Let me explain my problem a bit more specifically, using examples from physics: namely the metric tensor, the inertia tensor, and the electromagnetic field strength tensor. To me, the metric tensor makes perfect sense as a generalization of the inner product. We need some tensor to tell us how aligned vectors are on a general manifold, so we'll need a tensor that takes in two vectors and spits out a number: obviously, we'll need a rank $(0, 2)$ tensor. The inertia tensor is also very intuitive to me. We know that the angular momentum of an object is linearly related to its angular velocity, so we'll need a linear transformation to turn the angular velocity vector into an angular momentum: we'll need a rank $(1, 1)$ tensor.
The electromagnetic field strength tensor, on the other hand, carries none of the same necessity or intuitiveness. Sure, the electric and magnetic field should transform in the right way under Lorentz transformations, but why on earth is the rank $(2, 0)$ tensor the right way to do that? Why is it natural to introduce a rank $(2, 0)$ tensor in this context?
Upon reflection, I realized I don't actually get what a rank $(k, 0)$ tensor even is. According to the definitions I've seen, such a tensor can be defined in one of three ways:
- A set of components that transform in the right way
- A multilinear map of covectors
- An element of the tensor product space $F(V \times \cdots \times V)/\sim$.
The first definition is kind of like defining a linear transformation as a matrix, or a vector as a tuple of components, and that really isn't what made those concepts click for me. I suppose I sort of view vectors as "linear objects," and linear transformations as structure-preserving maps. The second definition makes more mathematical sense I suppose, but it's kind of like defining a vector as a linear map of covectors; I would never have thought that vectors were natural mathematical objects if they were defined that way.

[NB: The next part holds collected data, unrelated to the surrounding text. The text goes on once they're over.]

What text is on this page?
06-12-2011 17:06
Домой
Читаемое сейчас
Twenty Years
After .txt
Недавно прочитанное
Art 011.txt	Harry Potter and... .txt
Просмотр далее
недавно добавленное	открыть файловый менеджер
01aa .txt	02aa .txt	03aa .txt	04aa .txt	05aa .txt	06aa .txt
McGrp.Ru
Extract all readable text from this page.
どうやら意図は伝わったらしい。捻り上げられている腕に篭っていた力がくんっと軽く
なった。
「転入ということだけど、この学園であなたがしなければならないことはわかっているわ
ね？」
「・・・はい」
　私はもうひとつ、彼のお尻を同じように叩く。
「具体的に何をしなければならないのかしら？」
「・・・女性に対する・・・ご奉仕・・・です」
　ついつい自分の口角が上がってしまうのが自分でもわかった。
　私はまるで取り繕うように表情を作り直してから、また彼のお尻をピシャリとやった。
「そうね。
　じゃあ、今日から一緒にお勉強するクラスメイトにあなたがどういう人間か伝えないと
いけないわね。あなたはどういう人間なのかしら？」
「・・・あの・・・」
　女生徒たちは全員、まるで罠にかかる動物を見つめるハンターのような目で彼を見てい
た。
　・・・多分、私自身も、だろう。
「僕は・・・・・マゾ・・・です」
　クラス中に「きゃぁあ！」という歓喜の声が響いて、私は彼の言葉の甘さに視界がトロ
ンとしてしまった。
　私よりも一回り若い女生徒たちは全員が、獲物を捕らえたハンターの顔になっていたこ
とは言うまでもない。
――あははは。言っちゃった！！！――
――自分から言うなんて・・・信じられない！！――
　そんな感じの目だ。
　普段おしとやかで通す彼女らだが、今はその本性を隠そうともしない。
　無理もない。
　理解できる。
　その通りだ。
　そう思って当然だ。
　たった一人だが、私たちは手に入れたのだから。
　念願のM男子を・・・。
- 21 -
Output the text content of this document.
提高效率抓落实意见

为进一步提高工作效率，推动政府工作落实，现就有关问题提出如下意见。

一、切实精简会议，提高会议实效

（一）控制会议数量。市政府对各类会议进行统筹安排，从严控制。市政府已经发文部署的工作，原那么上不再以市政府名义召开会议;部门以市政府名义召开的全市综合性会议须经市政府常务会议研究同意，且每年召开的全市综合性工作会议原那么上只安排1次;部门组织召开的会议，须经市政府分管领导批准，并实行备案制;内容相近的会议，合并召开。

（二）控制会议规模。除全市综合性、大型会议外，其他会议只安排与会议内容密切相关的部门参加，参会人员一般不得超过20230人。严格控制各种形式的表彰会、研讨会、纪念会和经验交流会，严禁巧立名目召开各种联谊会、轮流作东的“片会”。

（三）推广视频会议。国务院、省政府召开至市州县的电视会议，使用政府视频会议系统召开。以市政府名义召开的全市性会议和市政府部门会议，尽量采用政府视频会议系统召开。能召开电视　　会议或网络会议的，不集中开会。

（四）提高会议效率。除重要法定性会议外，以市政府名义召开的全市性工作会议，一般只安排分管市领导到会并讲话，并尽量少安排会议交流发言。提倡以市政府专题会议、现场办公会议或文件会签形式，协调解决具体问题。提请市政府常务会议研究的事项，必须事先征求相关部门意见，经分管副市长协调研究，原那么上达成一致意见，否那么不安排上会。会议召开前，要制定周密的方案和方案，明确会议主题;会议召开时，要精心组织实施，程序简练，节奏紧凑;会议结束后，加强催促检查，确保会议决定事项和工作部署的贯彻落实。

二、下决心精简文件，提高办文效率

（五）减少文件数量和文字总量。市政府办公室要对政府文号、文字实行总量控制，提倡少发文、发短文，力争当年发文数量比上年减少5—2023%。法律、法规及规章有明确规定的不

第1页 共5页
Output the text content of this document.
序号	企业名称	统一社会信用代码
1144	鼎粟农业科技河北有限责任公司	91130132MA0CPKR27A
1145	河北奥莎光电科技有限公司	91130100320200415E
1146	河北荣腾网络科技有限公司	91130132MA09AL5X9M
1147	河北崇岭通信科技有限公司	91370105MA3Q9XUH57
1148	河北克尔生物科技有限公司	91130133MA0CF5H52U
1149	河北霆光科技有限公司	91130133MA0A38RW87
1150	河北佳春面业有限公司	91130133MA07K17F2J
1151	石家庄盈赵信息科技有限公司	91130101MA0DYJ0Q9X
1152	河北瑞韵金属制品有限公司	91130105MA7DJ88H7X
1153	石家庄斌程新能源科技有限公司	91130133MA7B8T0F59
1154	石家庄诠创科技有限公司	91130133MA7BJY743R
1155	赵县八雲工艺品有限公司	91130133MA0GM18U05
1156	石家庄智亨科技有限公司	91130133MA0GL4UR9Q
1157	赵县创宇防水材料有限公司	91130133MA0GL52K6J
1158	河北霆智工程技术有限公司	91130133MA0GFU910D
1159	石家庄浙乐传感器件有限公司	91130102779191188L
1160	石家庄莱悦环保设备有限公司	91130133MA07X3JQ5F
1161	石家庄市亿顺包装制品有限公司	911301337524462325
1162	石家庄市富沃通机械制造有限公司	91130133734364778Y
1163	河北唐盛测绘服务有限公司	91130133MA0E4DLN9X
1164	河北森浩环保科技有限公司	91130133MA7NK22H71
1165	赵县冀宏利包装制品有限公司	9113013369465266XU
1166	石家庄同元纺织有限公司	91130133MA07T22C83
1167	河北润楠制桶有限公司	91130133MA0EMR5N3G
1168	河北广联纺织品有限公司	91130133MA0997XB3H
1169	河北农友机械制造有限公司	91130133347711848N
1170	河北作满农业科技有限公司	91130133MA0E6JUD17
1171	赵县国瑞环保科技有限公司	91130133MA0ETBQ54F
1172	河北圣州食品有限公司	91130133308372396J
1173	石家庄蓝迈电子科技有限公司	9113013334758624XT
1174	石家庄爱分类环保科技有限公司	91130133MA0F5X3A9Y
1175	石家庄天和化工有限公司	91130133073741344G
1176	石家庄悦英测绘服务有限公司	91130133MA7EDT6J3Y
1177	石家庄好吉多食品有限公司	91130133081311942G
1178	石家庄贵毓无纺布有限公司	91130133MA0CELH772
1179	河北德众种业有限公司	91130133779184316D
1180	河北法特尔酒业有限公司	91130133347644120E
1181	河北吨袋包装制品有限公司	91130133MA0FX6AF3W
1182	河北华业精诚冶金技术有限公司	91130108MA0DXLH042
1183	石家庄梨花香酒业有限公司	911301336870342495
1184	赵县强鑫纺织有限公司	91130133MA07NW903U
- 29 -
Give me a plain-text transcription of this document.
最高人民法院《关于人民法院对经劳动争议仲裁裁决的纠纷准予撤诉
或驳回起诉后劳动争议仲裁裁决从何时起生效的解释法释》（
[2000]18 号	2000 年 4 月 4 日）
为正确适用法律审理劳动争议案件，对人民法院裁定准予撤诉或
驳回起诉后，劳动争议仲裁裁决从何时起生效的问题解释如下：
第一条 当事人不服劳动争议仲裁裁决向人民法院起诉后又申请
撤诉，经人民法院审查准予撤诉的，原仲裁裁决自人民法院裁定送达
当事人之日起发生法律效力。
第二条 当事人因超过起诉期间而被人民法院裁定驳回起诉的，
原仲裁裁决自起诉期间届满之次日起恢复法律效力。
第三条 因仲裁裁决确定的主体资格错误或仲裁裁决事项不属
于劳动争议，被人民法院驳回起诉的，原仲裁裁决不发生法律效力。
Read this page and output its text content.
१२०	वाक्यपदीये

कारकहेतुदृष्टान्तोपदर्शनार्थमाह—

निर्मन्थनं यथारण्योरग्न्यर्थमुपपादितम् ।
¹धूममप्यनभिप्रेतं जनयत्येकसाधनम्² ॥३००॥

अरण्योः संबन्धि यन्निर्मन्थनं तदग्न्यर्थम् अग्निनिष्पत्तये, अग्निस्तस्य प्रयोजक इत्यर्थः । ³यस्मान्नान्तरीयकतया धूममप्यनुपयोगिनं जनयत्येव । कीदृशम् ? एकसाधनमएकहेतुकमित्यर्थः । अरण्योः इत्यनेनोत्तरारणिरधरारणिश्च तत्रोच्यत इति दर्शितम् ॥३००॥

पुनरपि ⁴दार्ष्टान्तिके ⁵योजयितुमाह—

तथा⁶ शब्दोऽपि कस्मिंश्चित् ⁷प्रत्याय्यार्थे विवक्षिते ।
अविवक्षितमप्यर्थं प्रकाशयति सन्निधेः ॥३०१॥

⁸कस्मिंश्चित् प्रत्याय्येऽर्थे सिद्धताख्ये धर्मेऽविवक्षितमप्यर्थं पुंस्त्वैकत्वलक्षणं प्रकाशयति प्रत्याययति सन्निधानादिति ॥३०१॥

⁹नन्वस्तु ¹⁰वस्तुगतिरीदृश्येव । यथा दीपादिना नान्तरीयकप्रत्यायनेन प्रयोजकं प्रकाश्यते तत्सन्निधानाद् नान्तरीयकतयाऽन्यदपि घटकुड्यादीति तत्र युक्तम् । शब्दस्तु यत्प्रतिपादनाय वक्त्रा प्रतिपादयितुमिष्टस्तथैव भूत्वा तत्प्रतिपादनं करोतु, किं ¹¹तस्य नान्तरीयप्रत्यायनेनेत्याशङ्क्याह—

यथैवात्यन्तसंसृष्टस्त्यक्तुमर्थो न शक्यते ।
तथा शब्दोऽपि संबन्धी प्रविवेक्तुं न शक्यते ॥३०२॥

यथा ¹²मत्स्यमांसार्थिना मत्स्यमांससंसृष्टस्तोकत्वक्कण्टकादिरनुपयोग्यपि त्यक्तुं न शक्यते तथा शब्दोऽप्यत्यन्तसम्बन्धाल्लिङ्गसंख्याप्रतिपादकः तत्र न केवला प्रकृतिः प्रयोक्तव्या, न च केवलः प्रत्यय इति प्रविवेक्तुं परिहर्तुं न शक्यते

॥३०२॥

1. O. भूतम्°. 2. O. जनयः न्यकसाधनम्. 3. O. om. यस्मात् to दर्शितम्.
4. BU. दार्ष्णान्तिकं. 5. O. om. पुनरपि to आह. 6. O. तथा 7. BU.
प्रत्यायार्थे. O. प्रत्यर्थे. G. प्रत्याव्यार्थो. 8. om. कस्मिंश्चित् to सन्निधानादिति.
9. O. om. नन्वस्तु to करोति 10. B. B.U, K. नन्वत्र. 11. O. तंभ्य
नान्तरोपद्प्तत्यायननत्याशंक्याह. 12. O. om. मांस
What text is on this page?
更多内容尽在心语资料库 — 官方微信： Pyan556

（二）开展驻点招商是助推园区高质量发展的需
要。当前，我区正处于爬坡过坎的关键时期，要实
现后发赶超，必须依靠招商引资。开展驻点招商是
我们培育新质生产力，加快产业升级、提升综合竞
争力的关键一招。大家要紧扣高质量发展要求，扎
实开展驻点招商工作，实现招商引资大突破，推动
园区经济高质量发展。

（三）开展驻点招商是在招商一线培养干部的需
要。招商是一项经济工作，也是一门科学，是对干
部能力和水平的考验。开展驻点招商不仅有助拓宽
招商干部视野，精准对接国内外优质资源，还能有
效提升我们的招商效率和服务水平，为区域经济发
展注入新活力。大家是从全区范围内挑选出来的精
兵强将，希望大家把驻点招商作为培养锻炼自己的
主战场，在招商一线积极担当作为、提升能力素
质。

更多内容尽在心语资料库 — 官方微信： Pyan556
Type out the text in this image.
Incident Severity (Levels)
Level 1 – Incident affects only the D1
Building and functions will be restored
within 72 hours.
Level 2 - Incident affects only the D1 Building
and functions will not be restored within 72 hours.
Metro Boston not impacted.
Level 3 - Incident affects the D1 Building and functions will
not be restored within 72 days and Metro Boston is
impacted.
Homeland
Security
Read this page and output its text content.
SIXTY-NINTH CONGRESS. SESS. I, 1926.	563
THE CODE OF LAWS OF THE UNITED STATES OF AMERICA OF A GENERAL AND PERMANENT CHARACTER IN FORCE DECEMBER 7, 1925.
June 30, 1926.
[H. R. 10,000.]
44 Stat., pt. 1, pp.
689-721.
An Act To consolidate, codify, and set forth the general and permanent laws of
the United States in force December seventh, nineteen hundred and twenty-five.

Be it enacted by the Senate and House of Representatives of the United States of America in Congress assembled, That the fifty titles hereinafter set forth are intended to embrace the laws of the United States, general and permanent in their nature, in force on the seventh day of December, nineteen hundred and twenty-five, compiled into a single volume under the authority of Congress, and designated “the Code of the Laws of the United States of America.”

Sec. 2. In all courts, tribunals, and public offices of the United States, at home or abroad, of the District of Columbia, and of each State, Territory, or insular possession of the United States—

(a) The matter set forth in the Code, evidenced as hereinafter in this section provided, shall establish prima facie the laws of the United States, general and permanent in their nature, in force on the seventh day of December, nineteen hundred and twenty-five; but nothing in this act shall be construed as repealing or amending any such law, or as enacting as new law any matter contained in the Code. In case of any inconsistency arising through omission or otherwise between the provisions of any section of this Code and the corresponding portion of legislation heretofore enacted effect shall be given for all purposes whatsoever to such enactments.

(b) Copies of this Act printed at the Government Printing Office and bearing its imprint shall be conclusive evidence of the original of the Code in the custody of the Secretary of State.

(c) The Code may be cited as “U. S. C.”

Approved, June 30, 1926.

As for the third definition, it feels somewhat unmotivated. Sure, it makes sense and is rigorous, but it feels much more like a way of abstracting tensors for proofs than an intuition. Much like how a real number is often defined as an element of a complete ordered field, rather than... you know, a real number.
So that's my question: what is a "natural" interpretation of these kinds of tensors? What I'm looking for is not a definition, I've been acquainted with quite a few of them. I'm looking for an intuition, that explains why they are important and useful.